• Kyodo, Staff Report


The Imperial Household Agency said Tuesday that the formal engagement and marriage of Princess Mako — the eldest granddaughter of Emperor Akihito — and her fiance, Kei Komuro, will be postponed until 2020 due to “lack of preparation.”

The couple, both 26, were supposed to be formally engaged in a traditional court ceremony called Nosai no Gi on March 4, ahead of their planned wedding on Nov. 4. The princess said through the agency she “came to recognize the lack of time to make sufficient preparations.”

The agency denied any link between the postponement and a recent weekly magazine report of a financial dispute — between Komuro’s mother and her former fiance — over her son’s education expenses of about ¥4 million, which were reportedly shouldered by the mother’s former partner.

“The intention of the two to get married hasn’t changed at all. (The postponement) isn’t because of the report,” said Takaharu Kaji, an Imperial Household Agency official.

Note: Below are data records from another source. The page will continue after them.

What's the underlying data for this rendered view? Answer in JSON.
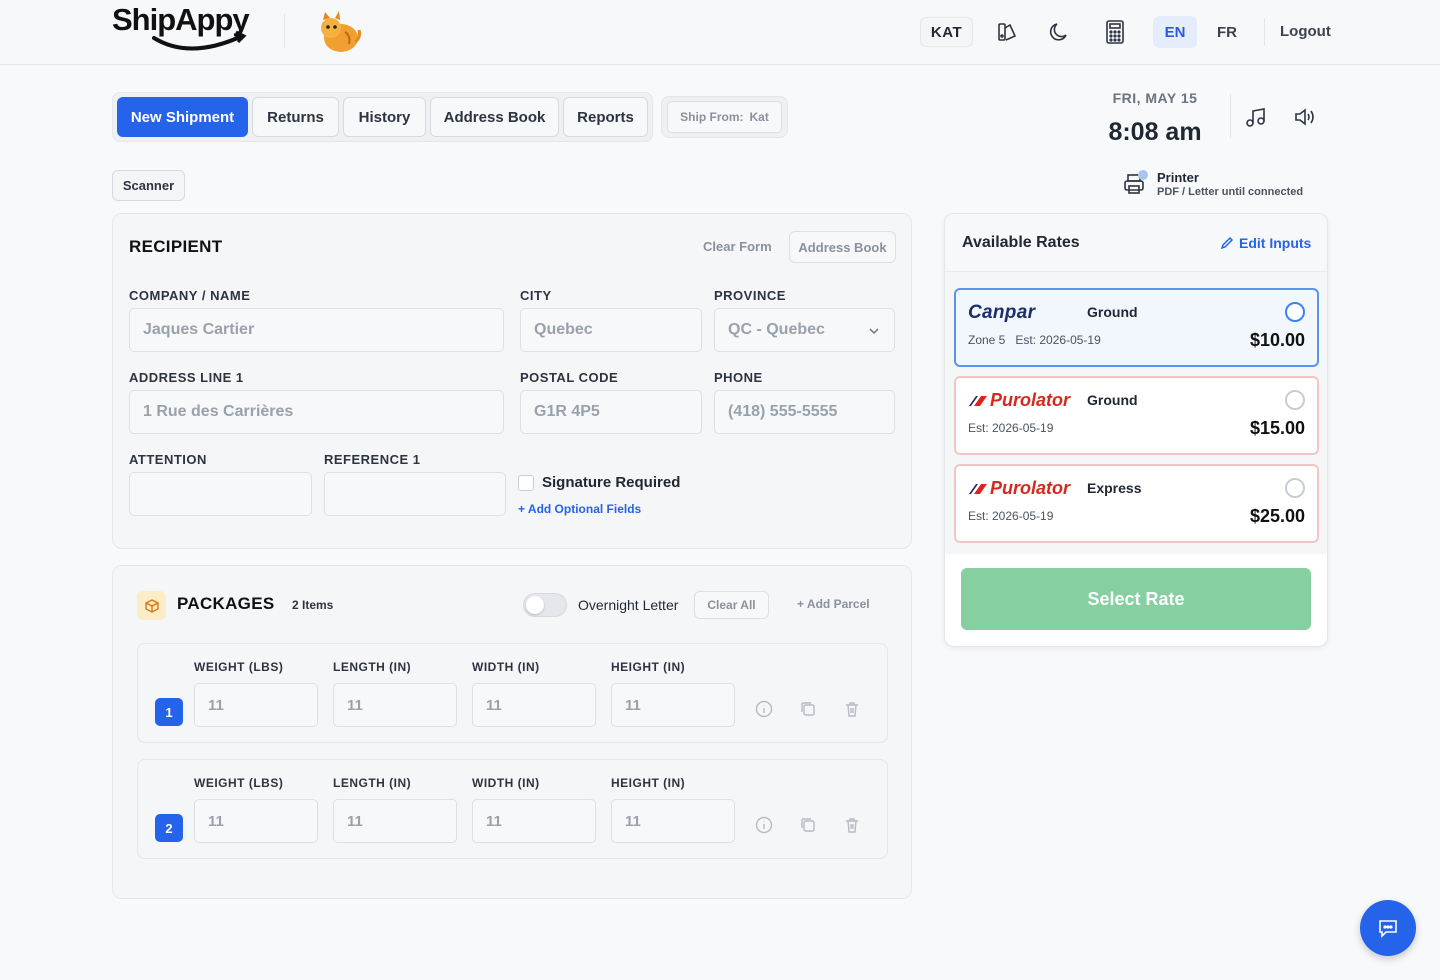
{
  "header": {
    "logo_text": "ShipAppy",
    "user_badge": "KAT",
    "lang_en": "EN",
    "lang_fr": "FR",
    "logout": "Logout"
  },
  "tabs": [
    {
      "label": "New Shipment",
      "active": true
    },
    {
      "label": "Returns"
    },
    {
      "label": "History"
    },
    {
      "label": "Address Book"
    },
    {
      "label": "Reports"
    }
  ],
  "ship_from": {
    "label": "Ship From:",
    "value": "Kat"
  },
  "clock": {
    "date": "FRI, MAY 15",
    "time": "8:08 am"
  },
  "printer": {
    "title": "Printer",
    "status": "PDF / Letter until connected"
  },
  "scanner_label": "Scanner",
  "recipient": {
    "title": "RECIPIENT",
    "clear_form": "Clear Form",
    "address_book": "Address Book",
    "fields": {
      "company": {
        "label": "COMPANY / NAME",
        "placeholder": "Jaques Cartier"
      },
      "city": {
        "label": "CITY",
        "placeholder": "Quebec"
      },
      "province": {
        "label": "PROVINCE",
        "value": "QC - Quebec"
      },
      "address1": {
        "label": "ADDRESS LINE 1",
        "placeholder": "1 Rue des Carrières"
      },
      "postal": {
        "label": "POSTAL CODE",
        "placeholder": "G1R 4P5"
      },
      "phone": {
        "label": "PHONE",
        "placeholder": "(418) 555-5555"
      },
      "attention": {
        "label": "ATTENTION",
        "placeholder": ""
      },
      "reference1": {
        "label": "REFERENCE 1",
        "placeholder": ""
      }
    },
    "signature_label": "Signature Required",
    "add_optional": "+ Add Optional Fields"
  },
  "packages": {
    "title": "PACKAGES",
    "count": "2 Items",
    "overnight_label": "Overnight Letter",
    "clear_all": "Clear All",
    "add_parcel": "Add Parcel",
    "labels": {
      "weight": "WEIGHT (LBS)",
      "length": "LENGTH (IN)",
      "width": "WIDTH (IN)",
      "height": "HEIGHT (IN)"
    },
    "rows": [
      {
        "num": "1",
        "weight": "11",
        "length": "11",
        "width": "11",
        "height": "11"
      },
      {
        "num": "2",
        "weight": "11",
        "length": "11",
        "width": "11",
        "height": "11"
      }
    ]
  },
  "rates": {
    "title": "Available Rates",
    "edit_inputs": "Edit Inputs",
    "options": [
      {
        "carrier": "Canpar",
        "service": "Ground",
        "zone": "Zone 5",
        "est": "Est: 2026-05-19",
        "price": "$10.00",
        "selected": true
      },
      {
        "carrier": "Purolator",
        "service": "Ground",
        "est": "Est: 2026-05-19",
        "price": "$15.00"
      },
      {
        "carrier": "Purolator",
        "service": "Express",
        "est": "Est: 2026-05-19",
        "price": "$25.00"
      }
    ],
    "select_button": "Select Rate"
  },
  "colors": {
    "primary": "#2563eb",
    "select_rate": "#86cfa0",
    "purolator_red": "#d5281f",
    "canpar_navy": "#1d2e6b"
  }
}
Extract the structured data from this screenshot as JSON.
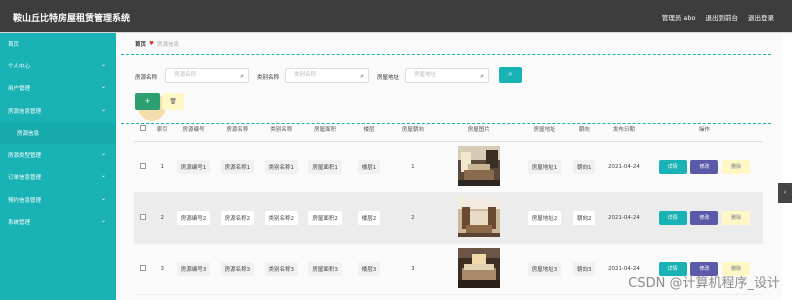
{
  "app": {
    "title": "鞍山丘比特房屋租赁管理系统",
    "admin_label": "管理员 abo",
    "back_link": "退出到前台",
    "logout_link": "退出登录"
  },
  "sidebar": {
    "items": [
      {
        "label": "首页",
        "has_chevron": false
      },
      {
        "label": "个人中心",
        "has_chevron": true
      },
      {
        "label": "用户管理",
        "has_chevron": true
      },
      {
        "label": "房源信息管理",
        "has_chevron": true
      },
      {
        "label": "房源信息",
        "has_chevron": false
      },
      {
        "label": "房源类型管理",
        "has_chevron": true
      },
      {
        "label": "订单信息管理",
        "has_chevron": true
      },
      {
        "label": "预约信息管理",
        "has_chevron": true
      },
      {
        "label": "系统管理",
        "has_chevron": true
      }
    ],
    "chevron": "⌄"
  },
  "breadcrumb": {
    "home": "首页",
    "separator": "♥",
    "current": "房源信息"
  },
  "search": {
    "name_label": "房源名称",
    "name_placeholder": "房源名称",
    "type_label": "类别名称",
    "type_placeholder": "类别名称",
    "addr_label": "房屋地址",
    "addr_placeholder": "房屋地址",
    "search_icon": "⌕"
  },
  "actions": {
    "add_icon": "+",
    "delete_icon": "🗑"
  },
  "table": {
    "headers": [
      "索引",
      "房源编号",
      "房源名称",
      "类别名称",
      "房屋面积",
      "楼层",
      "房屋朝向",
      "房屋图片",
      "房屋地址",
      "朝向",
      "发布日期",
      "操作"
    ],
    "rows": [
      {
        "index": "1",
        "code": "房源编号1",
        "name": "房源名称1",
        "type": "类别名称1",
        "area": "房屋面积1",
        "floor": "楼层1",
        "orient_num": "1",
        "addr": "房屋地址1",
        "orient": "朝向1",
        "date": "2021-04-24"
      },
      {
        "index": "2",
        "code": "房源编号2",
        "name": "房源名称2",
        "type": "类别名称2",
        "area": "房屋面积2",
        "floor": "楼层2",
        "orient_num": "2",
        "addr": "房屋地址2",
        "orient": "朝向2",
        "date": "2021-04-24"
      },
      {
        "index": "3",
        "code": "房源编号3",
        "name": "房源名称3",
        "type": "类别名称3",
        "area": "房屋面积3",
        "floor": "楼层3",
        "orient_num": "3",
        "addr": "房屋地址3",
        "orient": "朝向3",
        "date": "2021-04-24"
      }
    ],
    "op_detail": "详情",
    "op_edit": "修改",
    "op_delete": "删除"
  },
  "watermark": "CSDN @计算机程序_设计",
  "colors": {
    "topbar": "#3d3d3d",
    "sidebar": "#19b2b5",
    "accent": "#19b2b5",
    "edit": "#5b5aa9",
    "delete": "#fff7c6",
    "add": "#2c9f73"
  }
}
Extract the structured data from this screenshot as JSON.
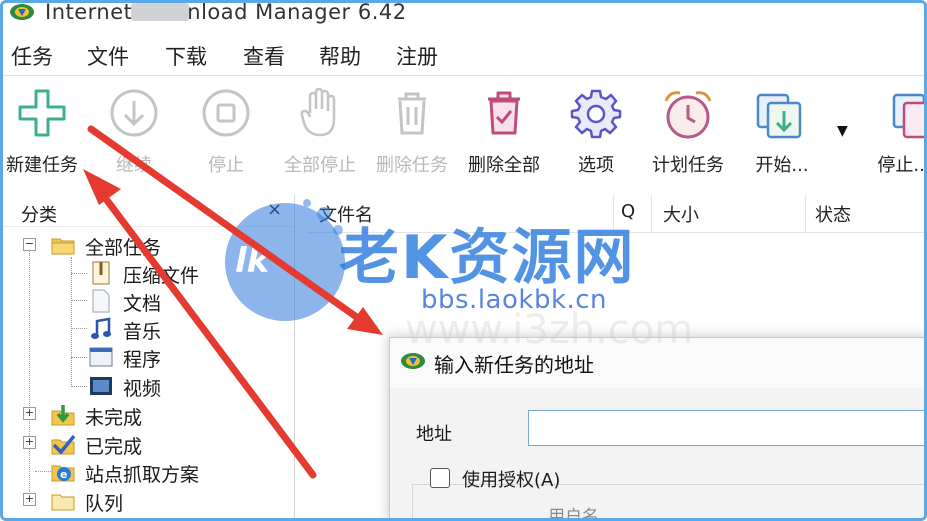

Another senior agency official said the postponement should be seen in a positive way.

“If there is any trouble, it should be resolved, and then the two should get married. Time can be used to further strengthen their bonds,” the official said.

The princess said in a statement that she has reported the postponement to the Emperor and Empress Michiko, who have shown respect for the decision.

“Last May, there were reports about our engagement at an unexpected time,” she said. “We believe we have rushed various things.”

“I wish to think about marriage more deeply and concretely and give sufficient time to prepare our marriage and for after the marriage,” she added.

The princess said she wants to postpone the marriage and other related events until 2020, after a “series of ceremonies important for the Imperial family have ended smoothly.” That is an apparent reference to the Emperor’s planned abdication on April 30, 2019, and the accession to the throne the following day by Crown Prince Naruhito.

She added that the delay was caused by the couple’s “immaturity” and that they regret the situation.

“We feel extremely sorry for causing great trouble and further burden to those who have willingly supported us,” she said.

Komuro lives with his mother and grandfather in Yokohama. He met the princess at university and currently works as a paralegal at a law firm in the capital, where he attends Hitotsubashi University’s graduate school at night to study business law.

The agency had formally announced the planned engagement of the couple last September, confirming earlier news reports. The princess will renounce her status as a member of the Imperial family after marrying the commoner, in accordance with the Imperial House Law.

The princess and Komuro met at International Christian University in western Tokyo. They became close in 2012 when they participated in an orientation session for study abroad programs, the princess has said.

As a part of the exchange program, the princess studied at the University of Edinburgh while Komuro attended the University of California, Los Angeles.

Komuro has said the pair started dating before they went abroad. Komuro said he proposed in December 2013.

After graduating from ICU in 2014, the princess earned a master’s degree in art museum and gallery studies at the University of Leicester in England. She is now a researcher at a museum at the University of Tokyo.

In 2010, Komuro he served as a tourism promoter for the city of Fujisawa, Kanagawa Prefecture, which dubbed him a “Prince of the Sea.”

The princess is the first of the Imperial Couple’s four grandchildren to get engaged.

The engagement has highlighted the dwindling size of the Imperial family. Under the Imperial House Law, princesses can’t become reigning empresses and are obliged to leave the family upon marrying commoners. When she gets married, it will reduce the Imperial family to 18 members, including the Emperor himself. Only a male in the paternal line has the right to ascend the Chrysanthemum Throne.